Megan Bedell (Chicago) and I had a scare today: Although we can show that in very realistically simulated fake data (with unmodeled tellurics, wrong continuum, and so on) a synthetic spectrum (data-driven) beats a binary mask for measuring radial velocities, we found that in real data from the HARPS instrument that the mask was doing better. Why? We went through a period of doubting everything we know. I was on the point of resigning. And then we realized it was a bug in the code! Whew.
Adrian Price-Whelan (Princeton) also found a serious bug in our binary-star fitting. The thing we were calculating as the pericenter distance is the distance of the primary-star center-of-mass to the system barycenter. That's not the minimum separation of the two stars! Duh. That had us rolling on the floor laughing, as the kids say, especially since we might have gotten all the way to submission without noticing that absolutely critical bug.
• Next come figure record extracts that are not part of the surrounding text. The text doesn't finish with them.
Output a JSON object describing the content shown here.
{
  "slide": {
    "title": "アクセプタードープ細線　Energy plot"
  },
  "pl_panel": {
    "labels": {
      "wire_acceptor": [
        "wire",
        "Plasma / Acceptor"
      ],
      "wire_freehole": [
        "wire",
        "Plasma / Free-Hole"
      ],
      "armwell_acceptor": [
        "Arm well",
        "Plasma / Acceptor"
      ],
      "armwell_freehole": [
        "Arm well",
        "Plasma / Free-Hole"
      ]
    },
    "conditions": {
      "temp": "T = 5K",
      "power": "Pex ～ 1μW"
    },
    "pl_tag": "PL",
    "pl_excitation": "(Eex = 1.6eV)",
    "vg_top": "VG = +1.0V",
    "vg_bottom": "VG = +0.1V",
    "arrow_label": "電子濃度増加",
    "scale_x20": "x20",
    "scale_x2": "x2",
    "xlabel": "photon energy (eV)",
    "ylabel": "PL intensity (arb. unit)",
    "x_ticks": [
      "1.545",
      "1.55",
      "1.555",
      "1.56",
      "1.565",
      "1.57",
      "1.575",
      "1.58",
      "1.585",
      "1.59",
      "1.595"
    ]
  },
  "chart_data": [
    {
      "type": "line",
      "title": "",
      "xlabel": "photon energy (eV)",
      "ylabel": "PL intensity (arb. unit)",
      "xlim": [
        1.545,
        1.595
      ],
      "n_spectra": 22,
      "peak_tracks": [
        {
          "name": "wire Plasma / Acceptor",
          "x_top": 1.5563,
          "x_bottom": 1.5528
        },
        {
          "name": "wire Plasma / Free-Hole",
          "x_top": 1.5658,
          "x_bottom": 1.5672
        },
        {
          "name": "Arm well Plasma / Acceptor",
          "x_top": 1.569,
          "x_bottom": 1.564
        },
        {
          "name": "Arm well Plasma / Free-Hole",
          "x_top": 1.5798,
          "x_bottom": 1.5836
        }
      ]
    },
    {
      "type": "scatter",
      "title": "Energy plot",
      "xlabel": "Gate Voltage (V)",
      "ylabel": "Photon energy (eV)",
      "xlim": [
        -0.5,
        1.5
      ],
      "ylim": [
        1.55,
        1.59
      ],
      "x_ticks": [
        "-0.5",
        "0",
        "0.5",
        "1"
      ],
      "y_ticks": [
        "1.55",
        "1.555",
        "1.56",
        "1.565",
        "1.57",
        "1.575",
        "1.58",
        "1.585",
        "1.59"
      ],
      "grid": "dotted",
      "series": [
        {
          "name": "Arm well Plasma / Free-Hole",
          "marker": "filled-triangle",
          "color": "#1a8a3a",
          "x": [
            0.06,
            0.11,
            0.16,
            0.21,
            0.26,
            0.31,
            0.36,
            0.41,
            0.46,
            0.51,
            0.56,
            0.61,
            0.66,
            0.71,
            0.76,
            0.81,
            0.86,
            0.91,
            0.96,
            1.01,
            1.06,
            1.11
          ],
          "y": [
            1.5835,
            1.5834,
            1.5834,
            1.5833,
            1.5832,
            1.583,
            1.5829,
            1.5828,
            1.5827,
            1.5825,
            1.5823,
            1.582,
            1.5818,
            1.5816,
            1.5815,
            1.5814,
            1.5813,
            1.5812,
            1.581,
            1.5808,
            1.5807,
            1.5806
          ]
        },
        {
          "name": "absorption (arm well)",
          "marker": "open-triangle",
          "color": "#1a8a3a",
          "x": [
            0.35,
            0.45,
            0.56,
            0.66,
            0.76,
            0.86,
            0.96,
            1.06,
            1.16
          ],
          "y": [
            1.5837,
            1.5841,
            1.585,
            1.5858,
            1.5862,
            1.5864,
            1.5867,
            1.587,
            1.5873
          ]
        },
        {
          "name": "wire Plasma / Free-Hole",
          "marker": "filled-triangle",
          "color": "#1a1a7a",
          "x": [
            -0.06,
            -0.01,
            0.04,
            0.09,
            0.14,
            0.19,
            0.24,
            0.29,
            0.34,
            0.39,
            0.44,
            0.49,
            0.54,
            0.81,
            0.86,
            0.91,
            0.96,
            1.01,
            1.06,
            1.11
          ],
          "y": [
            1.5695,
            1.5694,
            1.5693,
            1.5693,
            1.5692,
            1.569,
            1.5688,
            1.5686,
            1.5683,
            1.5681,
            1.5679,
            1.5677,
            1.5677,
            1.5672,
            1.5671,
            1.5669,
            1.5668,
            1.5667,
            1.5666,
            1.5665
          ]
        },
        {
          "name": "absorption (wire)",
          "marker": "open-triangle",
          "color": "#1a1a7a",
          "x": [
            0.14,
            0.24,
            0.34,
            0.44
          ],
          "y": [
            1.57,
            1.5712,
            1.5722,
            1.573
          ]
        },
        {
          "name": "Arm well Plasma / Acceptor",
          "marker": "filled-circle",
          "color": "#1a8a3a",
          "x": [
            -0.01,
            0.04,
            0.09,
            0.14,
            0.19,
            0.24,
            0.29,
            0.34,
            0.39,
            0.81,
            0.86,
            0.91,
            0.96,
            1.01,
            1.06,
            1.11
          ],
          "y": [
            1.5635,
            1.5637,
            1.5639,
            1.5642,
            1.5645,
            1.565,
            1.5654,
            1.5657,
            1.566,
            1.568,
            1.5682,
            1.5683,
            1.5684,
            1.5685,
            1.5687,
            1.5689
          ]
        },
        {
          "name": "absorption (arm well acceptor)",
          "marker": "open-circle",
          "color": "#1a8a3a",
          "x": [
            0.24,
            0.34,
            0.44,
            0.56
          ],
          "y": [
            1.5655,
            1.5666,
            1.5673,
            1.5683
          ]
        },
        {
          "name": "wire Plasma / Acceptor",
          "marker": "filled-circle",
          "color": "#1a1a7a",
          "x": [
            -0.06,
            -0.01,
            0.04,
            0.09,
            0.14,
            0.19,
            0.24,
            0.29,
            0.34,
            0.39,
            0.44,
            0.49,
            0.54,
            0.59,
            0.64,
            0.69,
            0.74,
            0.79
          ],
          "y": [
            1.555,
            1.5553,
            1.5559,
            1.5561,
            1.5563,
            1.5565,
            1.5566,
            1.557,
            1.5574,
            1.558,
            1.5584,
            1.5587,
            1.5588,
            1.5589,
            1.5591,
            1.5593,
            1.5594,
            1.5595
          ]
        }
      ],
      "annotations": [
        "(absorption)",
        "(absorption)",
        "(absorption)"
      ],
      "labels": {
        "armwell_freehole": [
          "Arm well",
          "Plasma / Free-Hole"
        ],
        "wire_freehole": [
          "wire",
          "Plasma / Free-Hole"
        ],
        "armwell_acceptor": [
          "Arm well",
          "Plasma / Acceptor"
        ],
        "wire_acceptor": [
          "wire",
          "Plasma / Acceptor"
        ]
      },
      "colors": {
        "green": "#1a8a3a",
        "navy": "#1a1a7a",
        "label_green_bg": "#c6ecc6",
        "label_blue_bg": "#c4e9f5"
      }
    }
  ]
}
At the end of the day, I gave the Königstuhl Colloquium, on the blackboard, about dimensionality reduction. I started with a long discussion about what is good and bad about machine learning, and then went (too fast!) through PCA, ICA, kernel-PCA, PPCA, factor analyzers, HMF, E-M algorithms, latent-variable models, and the GPLVM, drawing connections between them. The idea was to give the audience context and jumping-off points for their projects.